C’était la deuxième année du PSG en première division. « Justo » était entraineur. Et ça ne marchait pas trop bien. Hechter n’était pas satisfait. Il n’aimait pas l’attitude et l’envie de certains joueurs. Il était très impliqué dans le club. Il suivait les pros comme les jeunes. Il faisait les stages, il allait dans les buts lors des préparations, venait manger au centre, et il voulait que des jeunes de Paris soient impliqués dans ce projet PSG. On est donc en 1975. Il est décidé d’ouvrir les portes de l’équipe première à des jeunes. Et pourtant il n’y avait que 13 joueurs sur la feuille de match à cette époque. On marchait bien en réserve même si on ne s’entraînait pas trop avec les pros. Arrive donc un match du mois de décembre au Parc des Princes (Ndlr : 21 décembre 1975, PSG – Reims). On est 4 à être convoqués du centre de formation, qui n’avait que 2 mois d’existence ! Thierry Morin, Jean-Marc Pilorget, Lionel Justier et moi. On se retrouve dans l’équipe. J’ai commencé sur la touche, les 3 autres ont joué directement car ils étaient milieux ou défenseurs. Les meilleurs joueurs du PSG jouaient devant. Mais je suis rentré en deuxième mi-temps.
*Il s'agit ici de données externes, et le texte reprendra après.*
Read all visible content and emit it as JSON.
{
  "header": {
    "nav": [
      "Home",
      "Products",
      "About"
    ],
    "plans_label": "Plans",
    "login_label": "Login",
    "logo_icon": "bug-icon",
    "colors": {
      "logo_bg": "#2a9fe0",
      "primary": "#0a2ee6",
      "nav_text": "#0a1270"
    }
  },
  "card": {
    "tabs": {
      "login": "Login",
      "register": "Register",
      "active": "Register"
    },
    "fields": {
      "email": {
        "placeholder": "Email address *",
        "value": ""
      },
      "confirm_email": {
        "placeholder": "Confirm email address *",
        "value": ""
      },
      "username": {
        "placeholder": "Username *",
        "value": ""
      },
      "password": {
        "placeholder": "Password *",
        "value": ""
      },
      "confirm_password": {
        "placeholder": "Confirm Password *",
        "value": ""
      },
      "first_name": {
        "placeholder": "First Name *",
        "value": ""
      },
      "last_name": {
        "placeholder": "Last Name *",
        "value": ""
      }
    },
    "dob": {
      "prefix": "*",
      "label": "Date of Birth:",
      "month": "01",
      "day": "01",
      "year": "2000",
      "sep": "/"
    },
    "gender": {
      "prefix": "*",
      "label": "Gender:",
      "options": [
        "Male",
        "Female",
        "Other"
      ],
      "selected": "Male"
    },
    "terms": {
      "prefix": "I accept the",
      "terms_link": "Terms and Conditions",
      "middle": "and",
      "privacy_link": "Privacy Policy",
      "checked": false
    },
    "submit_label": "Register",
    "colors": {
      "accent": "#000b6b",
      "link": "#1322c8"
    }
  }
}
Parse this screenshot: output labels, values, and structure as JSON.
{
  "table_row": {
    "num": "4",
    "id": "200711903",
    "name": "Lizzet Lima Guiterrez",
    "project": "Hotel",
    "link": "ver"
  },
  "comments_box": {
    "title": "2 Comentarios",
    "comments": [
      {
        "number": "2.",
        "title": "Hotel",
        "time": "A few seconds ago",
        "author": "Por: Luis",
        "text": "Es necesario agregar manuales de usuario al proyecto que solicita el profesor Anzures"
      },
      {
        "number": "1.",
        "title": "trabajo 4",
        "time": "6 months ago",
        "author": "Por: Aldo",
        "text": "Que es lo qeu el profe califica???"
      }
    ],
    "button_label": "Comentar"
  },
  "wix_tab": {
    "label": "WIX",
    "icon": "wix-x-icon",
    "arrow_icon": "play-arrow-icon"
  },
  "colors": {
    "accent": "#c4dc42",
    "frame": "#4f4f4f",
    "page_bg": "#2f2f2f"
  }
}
Tu as été surpris de rentrer pour ce match ?

Une fois que tu y es, non. La surprise c’était déjà d’être au PSG alors que je jouais auparavant à Bourg-La-Reine. Mais j’étais passionné. Bien sûr il y avait de la pression, ça restait un grand stade. Mais une fois que tu es habitué au Parc, un terrain vague ou un grand stade c’est la même chose, tu joues !

Tu as eu Jean-Michel Larqué comme entraîneur ensuite. Comment ça s’est passé avec lui.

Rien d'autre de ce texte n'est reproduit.